We’ve all heard the complaint in offices and shop floors – too many managers, not enough workers. Now a unique University of Auckland Business School study is looking into why New Zealand companies have so many senior managers and their productivity.
It’s a corollary to research published last year by Tim Hazledine, professor of economics at the Business School, which looked at the “mystery” of why New Zealand chief executives are paid so much.
“It’s the elephant in the New Zealand business room,” says Hazledine. “Why are there so many of these senior managers, what do they actually do – and has there been a productivity collapse in many New Zealand companies because of this proliferation of managers?”
His 2016 study, Tip of the Iceberg: what underpins top pay, researched companies required by law to include in annual reports information on all employees earning more than $100,000 a year – in an attempt to find out whether CEOs are worth what they are paid.
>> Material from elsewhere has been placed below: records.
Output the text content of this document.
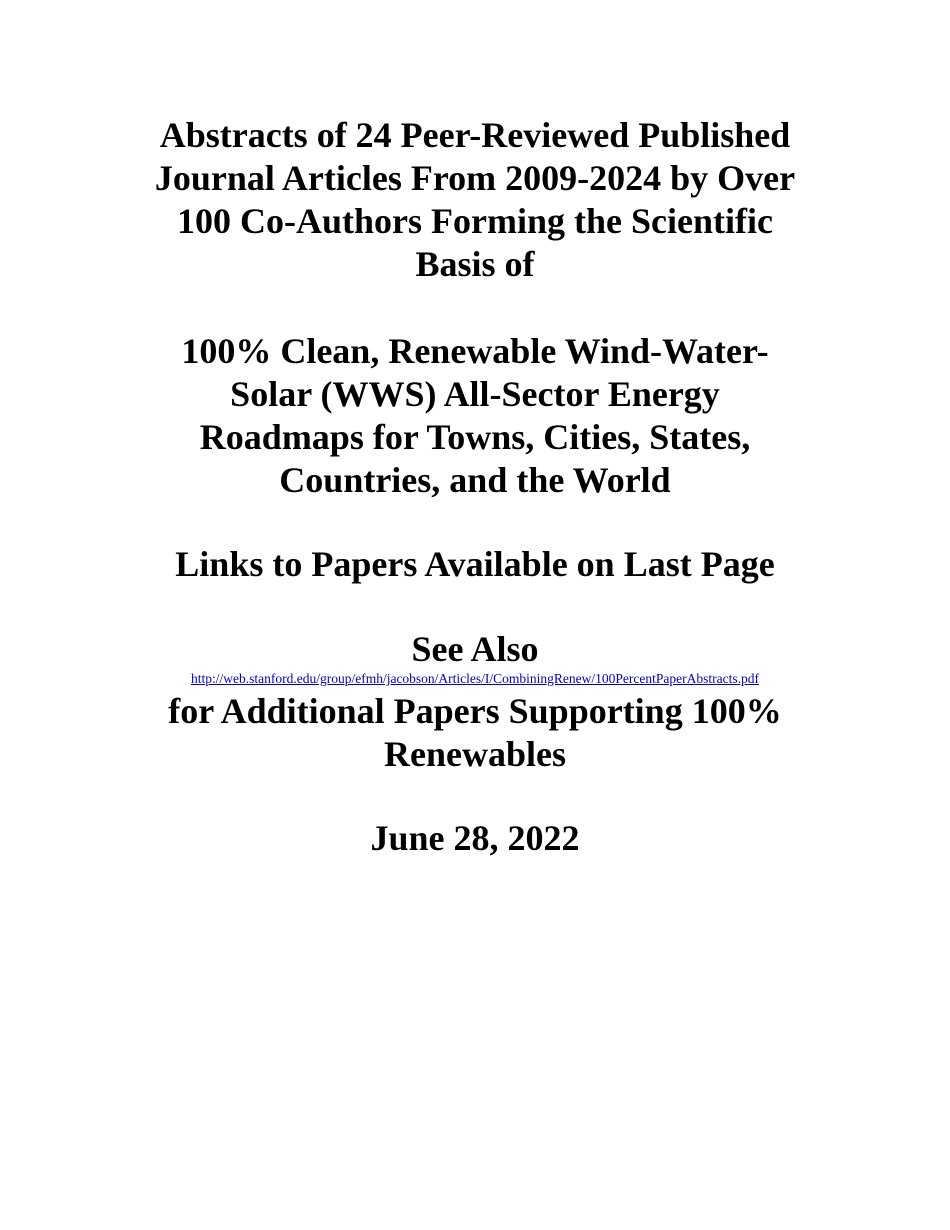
Abstracts of 24 Peer-Reviewed Published
Journal Articles From 2009-2024 by Over
100 Co-Authors Forming the Scientific
Basis of
100% Clean, Renewable Wind-Water-
Solar (WWS) All-Sector Energy
Roadmaps for Towns, Cities, States,
Countries, and the World
Links to Papers Available on Last Page
See Also
http://web.stanford.edu/group/efmh/jacobson/Articles/I/CombiningRenew/100PercentPaperAbstracts.pdf
for Additional Papers Supporting 100%
Renewables
June 28, 2022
Hazledine says he still doesn’t entirely know the answer – though it is clear CEO pay has gone ahead in leaps and bounds over ordinary workers.
In the companies studied, the highest-paid CEO (Spark) received a remuneration package in 2014 worth $3.8 million. The lowest paid, at start-up Windflow Technology in 2005, earned just $110,000.
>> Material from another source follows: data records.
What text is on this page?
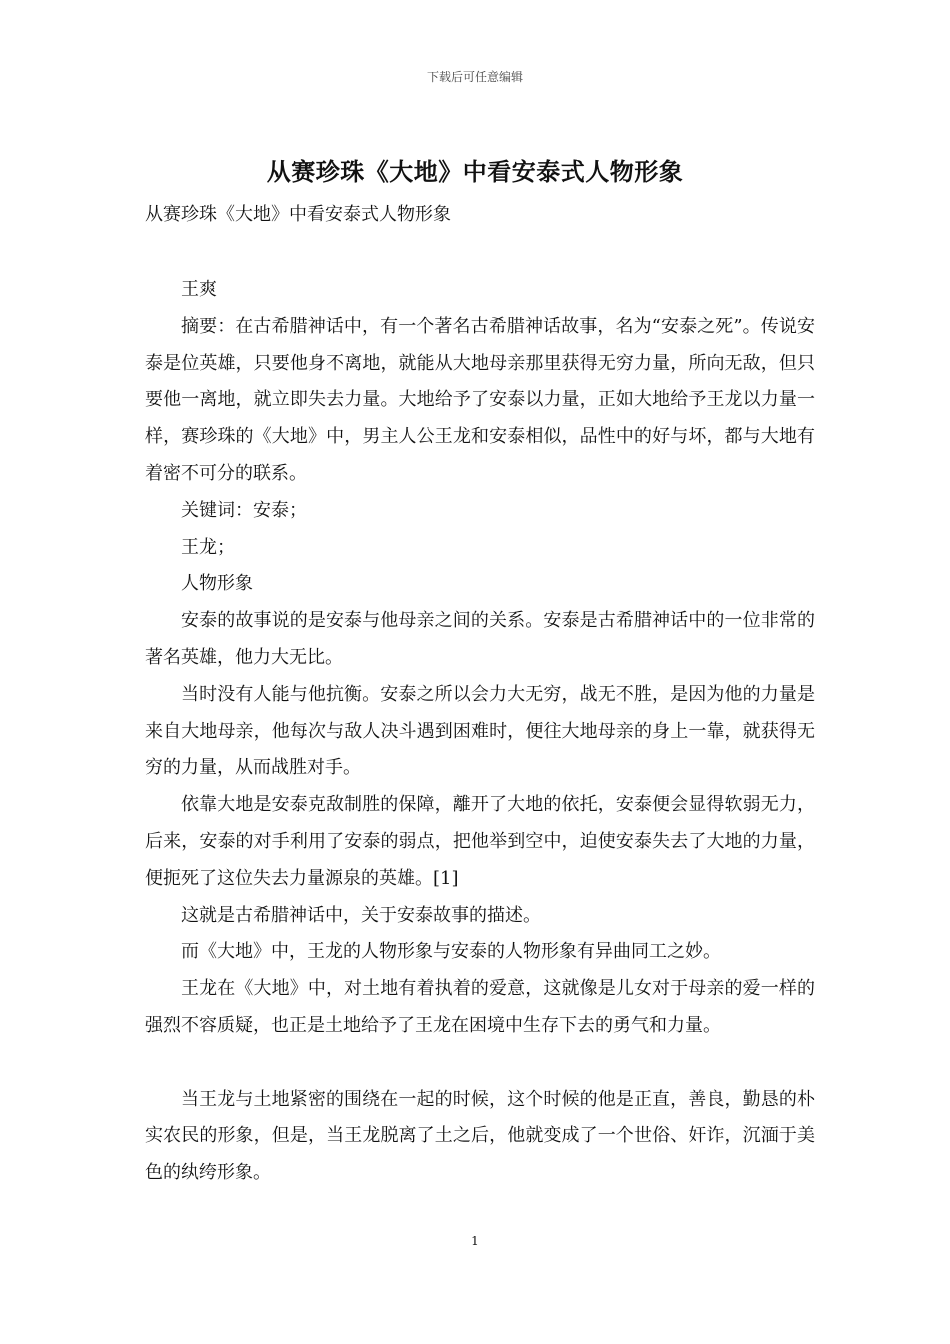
下载后可任意编辑
从赛珍珠《大地》中看安泰式人物形象
从赛珍珠《大地》中看安泰式人物形象

王爽

摘要：在古希腊神话中，有一个著名古希腊神话故事，名为“安泰之死”。传说安泰是位英雄，只要他身不离地，就能从大地母亲那里获得无穷力量，所向无敌，但只要他一离地，就立即失去力量。大地给予了安泰以力量，正如大地给予王龙以力量一样，赛珍珠的《大地》中，男主人公王龙和安泰相似，品性中的好与坏，都与大地有着密不可分的联系。

关键词：安泰；

王龙；

人物形象

安泰的故事说的是安泰与他母亲之间的关系。安泰是古希腊神话中的一位非常的著名英雄，他力大无比。

当时没有人能与他抗衡。安泰之所以会力大无穷，战无不胜，是因为他的力量是来自大地母亲，他每次与敌人决斗遇到困难时，便往大地母亲的身上一靠，就获得无穷的力量，从而战胜对手。

依靠大地是安泰克敌制胜的保障，離开了大地的依托，安泰便会显得软弱无力，后来，安泰的对手利用了安泰的弱点，把他举到空中，迫使安泰失去了大地的力量，便扼死了这位失去力量源泉的英雄。[1]

这就是古希腊神话中，关于安泰故事的描述。

而《大地》中，王龙的人物形象与安泰的人物形象有异曲同工之妙。

王龙在《大地》中，对土地有着执着的爱意，这就像是儿女对于母亲的爱一样的强烈不容质疑，也正是土地给予了王龙在困境中生存下去的勇气和力量。

当王龙与土地紧密的围绕在一起的时候，这个时候的他是正直，善良，勤恳的朴实农民的形象，但是，当王龙脱离了土之后，他就变成了一个世俗、奸诈，沉湎于美色的纨绔形象。

1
While size is important (a company twice as large as another will generally pay its CEO 30 per cent more, in line with overseas trends), it isn’t always so. Spark’s revenue in 2014, at just under $3.7 billion, was less than half that of the largest listed company by revenue, Fletcher Building ($8.4 billion). At $1.9 million, Fletcher Building’s CEO was paid only one half of the Spark boss, says Hazledine.
It’s not profits either – as many companies making a loss paid their CEOs handsomely as well. Hazledine says: “…compared with everyone else, CEOs in the highest-rate-of-return companies and CEOs in those making losses are the best paid, other things being equal.”
Yet the figures are clear. In 2014, CEOs in the New Zealand listed companies sector received an average compensation of $840,000 – a figure that has increased since 1995 by 85 per cent in constant dollars, even when corrected for company size.
Over the same period, real weekly wage and salary earnings have increased by just 13.5 per cent. As a result, CEO pay is now on average 12 times higher than that of the average shop floor worker. The near doubling of CEO pay since 1995 also contrasts with increases in real wages and salaries only a sixth as large, on average.
However, in trying to find a pattern in how and why CEOs are reimbursed, Hazledine found an intriguing link – the number of managers in companies (with the relevant available data) increased by 122 per cent in the period of the study.